Thinking of those times warms my heart. I can see Jenny through Nwanyi-Ocha, the Swiss woman whose undying love for her Isuofia husband is stronger than steel. Jenny makes me remember Rebecca Carroll’s Sugar in the Raw – the lamentations of black girls who were schooled in white neighbourhoods and experienced a lot of rejections. Indeed, she and a thousand other sweet souls are neither Karens nor Supremacists. She proved that in July 2017 when she couriered one of her artworks on what Fela Kuti’s woman should look like. I received the gift from the chaplain at Corpus Christi Cathedral. 

She also sent her heartfelt appreciation to me with the artwork. It read: “Dear Chibby Anyanu, THANK YOU FOR LIKING MY ARTWORK.” I wasn’t concerned about the missing ‘w’ in my surname. I saw her note to me as a flashback to those times when in the middle of our conversations, she’d excuse herself to attend to her routine chores at home. I only wish at this very time of my life to have known what it means for a woman to fall from the sky; it would only suffice if Jenny, adorned in a gown made from Aba Akwaete material, would dance the fire dance which characterises the identity of the African woman.

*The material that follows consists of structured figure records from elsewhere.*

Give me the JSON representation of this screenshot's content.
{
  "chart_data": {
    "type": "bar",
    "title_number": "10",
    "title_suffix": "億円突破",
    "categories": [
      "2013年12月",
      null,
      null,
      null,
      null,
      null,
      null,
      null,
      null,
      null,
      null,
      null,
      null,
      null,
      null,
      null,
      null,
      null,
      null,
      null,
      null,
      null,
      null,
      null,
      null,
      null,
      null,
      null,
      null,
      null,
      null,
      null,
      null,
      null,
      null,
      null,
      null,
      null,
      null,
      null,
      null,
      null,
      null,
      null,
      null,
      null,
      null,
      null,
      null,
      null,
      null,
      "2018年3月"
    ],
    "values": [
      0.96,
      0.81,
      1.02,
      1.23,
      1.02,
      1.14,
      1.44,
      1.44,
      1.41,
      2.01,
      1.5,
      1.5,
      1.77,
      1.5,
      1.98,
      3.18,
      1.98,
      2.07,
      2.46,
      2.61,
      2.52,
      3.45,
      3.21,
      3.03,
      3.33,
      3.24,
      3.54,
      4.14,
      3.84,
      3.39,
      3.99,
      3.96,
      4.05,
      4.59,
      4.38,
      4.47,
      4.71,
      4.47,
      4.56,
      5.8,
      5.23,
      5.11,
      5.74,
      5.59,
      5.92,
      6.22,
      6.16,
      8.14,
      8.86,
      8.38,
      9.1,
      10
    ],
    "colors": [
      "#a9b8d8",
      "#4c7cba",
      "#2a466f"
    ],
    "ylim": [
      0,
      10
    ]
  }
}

Chibuikem Anyanwu is a Pan-Africanist whose writings deal with themes of existential freedom, the human condition, and social justice. His works have been instrumental in informing the intellects of a select group of intelligentsia who aspire for their voices to be heard from their jurisdiction to regions around the world where there are threats to human dignity. He has contributed to the Rotary Club Of Chinchwad Pune online magazine for peace and has written for the Indian Community in Port Harcourt. A graduate of Port Harcourt University who finds fulfilment in reading, writing, playing chess, and sudoku, he is also the founder of The Nubbin Writers Society. He splits his time between the tranquil city of Enugu and the bustling town of Port Harcourt.